Eğer; genelkurmay eski başkanı sn Necdet Özel için icra edilen
madalya merasimi geçen hafta olsa ve Cumhurbaşkanı sn Tayyip
Erdoğan, önceki günkü açıklamaları o gün yapsaydı kuvvetle
muhtemeldir ki Başbakan Davutoğlu, mes'eleyi bugüne bırakmayarak
pazartesi günkü toplantıda CHP ile koalisyon arayışlarını nezaketi
çerçevesinde bitirirdi. Mevcut konuşma ve kanaatler de zaten nihai
noktaya gelindiği haberini vermekte. Kemal Kılıçdaroğlu, AK Parti
yönetimini kast ederek "bizim kırmızı plakalı arabalara binmemizi,
kendilerininse devleti yönetmelerini istiyorlar!" diyor. Ahmet
Davutoğlu da perşembe günü tarihî bir hadise, bir fevkaladelik
beklenmemesini açıkladı. "Çıkmayan candan ümit kesilmez!" Ama bu
konuşmalar bile her şeyi ortaya koymakta.

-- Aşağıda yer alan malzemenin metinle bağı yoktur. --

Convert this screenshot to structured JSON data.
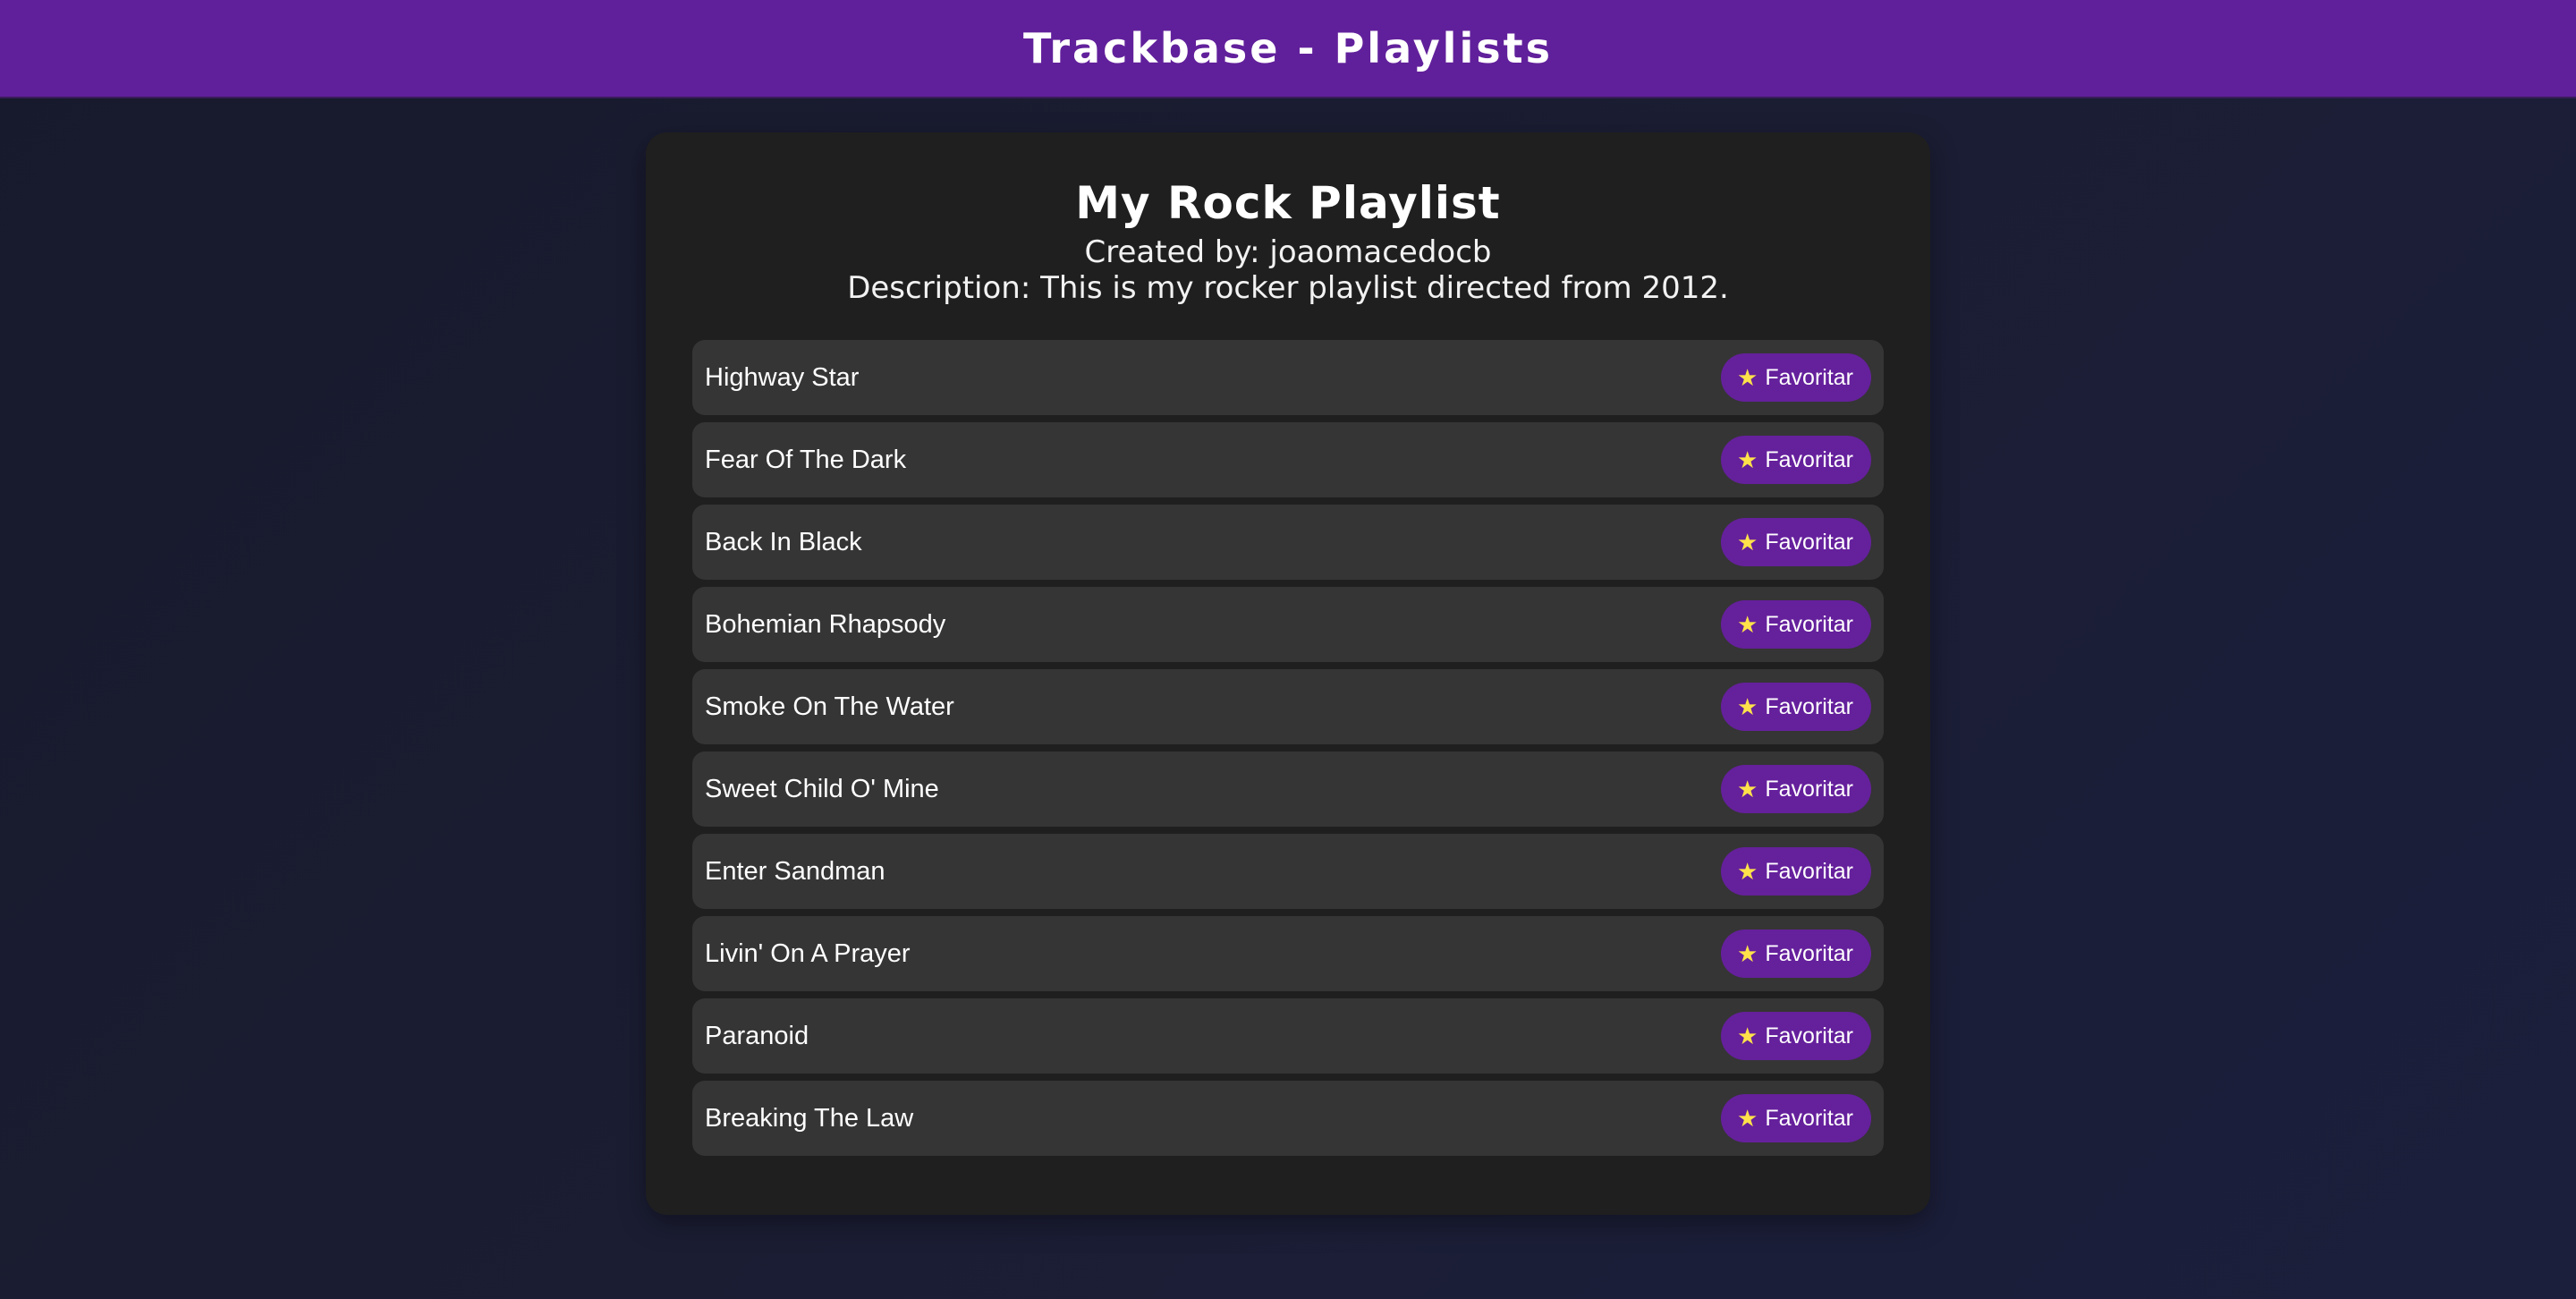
{
  "header": {
    "title": "Trackbase - Playlists"
  },
  "playlist": {
    "title": "My Rock Playlist",
    "creator": "Created by: joaomacedocb",
    "description": "Description: This is my rocker playlist directed from 2012."
  },
  "tracks": [
    {
      "title": "Highway Star",
      "button_label": "Favoritar",
      "button_icon": "star-icon"
    },
    {
      "title": "Fear Of The Dark",
      "button_label": "Favoritar",
      "button_icon": "star-icon"
    },
    {
      "title": "Back In Black",
      "button_label": "Favoritar",
      "button_icon": "star-icon"
    },
    {
      "title": "Bohemian Rhapsody",
      "button_label": "Favoritar",
      "button_icon": "star-icon"
    },
    {
      "title": "Smoke On The Water",
      "button_label": "Favoritar",
      "button_icon": "star-icon"
    },
    {
      "title": "Sweet Child O' Mine",
      "button_label": "Favoritar",
      "button_icon": "star-icon"
    },
    {
      "title": "Enter Sandman",
      "button_label": "Favoritar",
      "button_icon": "star-icon"
    },
    {
      "title": "Livin' On A Prayer",
      "button_label": "Favoritar",
      "button_icon": "star-icon"
    },
    {
      "title": "Paranoid",
      "button_label": "Favoritar",
      "button_icon": "star-icon"
    },
    {
      "title": "Breaking The Law",
      "button_label": "Favoritar",
      "button_icon": "star-icon"
    }
  ],
  "colors": {
    "header_bg": "#61209b",
    "page_bg": "#1b1d33",
    "panel_bg": "#1f1f1f",
    "row_bg": "#353535",
    "button_bg": "#65209c",
    "star": "#ffe24a"
  }
}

Cumhurbaşkanının Devlet Şeref Madalyası toplantısında koalisyon ve
seçime gitmekle alakalı olarak söylediklerinden iki husus bilhassa
önem arz etmektedir. Bunlardan birinin Başbakanın MHP ile
görüşmesinin de mümkün olduğunu ifade etmesidir. Bu söz açıkça "CHP
tek alternatif değil, MHP ile de görüşülmeli" demektir. Nitekim
bunu böyle okuyan Ahmet Davutoğlu da kapıların kapalı olmadığını
gelişmeler halinde böyle bir görüşmenin pekâlâ mümkün olabileceğini
dile getirdi.
Cumhurbaşkanının diğer kayda değer ifadesi ise anayasada derpiş
edilen 45 gün meselesidir. Seçimlere rağmen 45 gün içinde yeni bir
hükümet kurulamaması halinde Cumhurbaşkanının 45 gün sonra meclisi
feshederek yeni seçim yolunu açma prosedürüyle alakalı olarak
süreyi esnetemeyeceğini, buna yetkisi olmadığını net bir şekilde
beyan etti. Bu nokta üzerinde durulmaya değer. 45 gün dolunca ben
meclisi feshederim demektir. Bu kararın MHP'yi rahatsız edeceği
kesindir. Meclisin feshi halinde HDP de kabineye dâhil olacağından
MHP'nin buna razı olması düşünülemez.
Sn Devlet Bahçeli, 7 Haziran akşamı hiç bir koalisyona
girmeyeceklerini açıklamıştı. Daha sonra ileri sürdükleri şartlarda
düzeltmeler yapılmış olsa bile AK Parti tarafından kabulü mümkün
olmadığı için netice değişmemişti. Devam eden süreçteki açıklamalar
da o ağır şartların tekrarı mahiyetindedir. Buna rağmen MHP'ye bir
seçim hükümeti teklifi götürülebilir mi? MHP'nin bunu "yıpranmaya
değmez!" şeklinde mütalaa edeceği düşünüleceğinden AK Parti böyle
bir teklifi herhalde götürmez. Cumhurbaşkanının işareti de seçim
hükümetine dair müzakereler olsa gerek. Söze konu olan, mevcut
hükümetin güvenoyu ihtiyacının hasıl olması halinde MHP'nin destek
olarak veya daha kuvvetli ihtimalle çekimser kalarak Davutoğlu
Hükümetinin işine devam etmesine imkân kazandırmasıdır. En makul ve
ülke menfaatine en uygun olan yol budur.
Şurası belli olmuştur ki iç ve dış baskın güçler isteseler de taban
ve Cumhurbaşkanı istemediği ve AK Parti için bir erime sebebi
olacağından AK Parti-CHP koalisyonu mümkün değildir. MHP ise ana
muhalefet olmayı hedef aldığından geriye kalan tek yol bu yıl
içinde, 15 Kasım'da seçime gitmektir.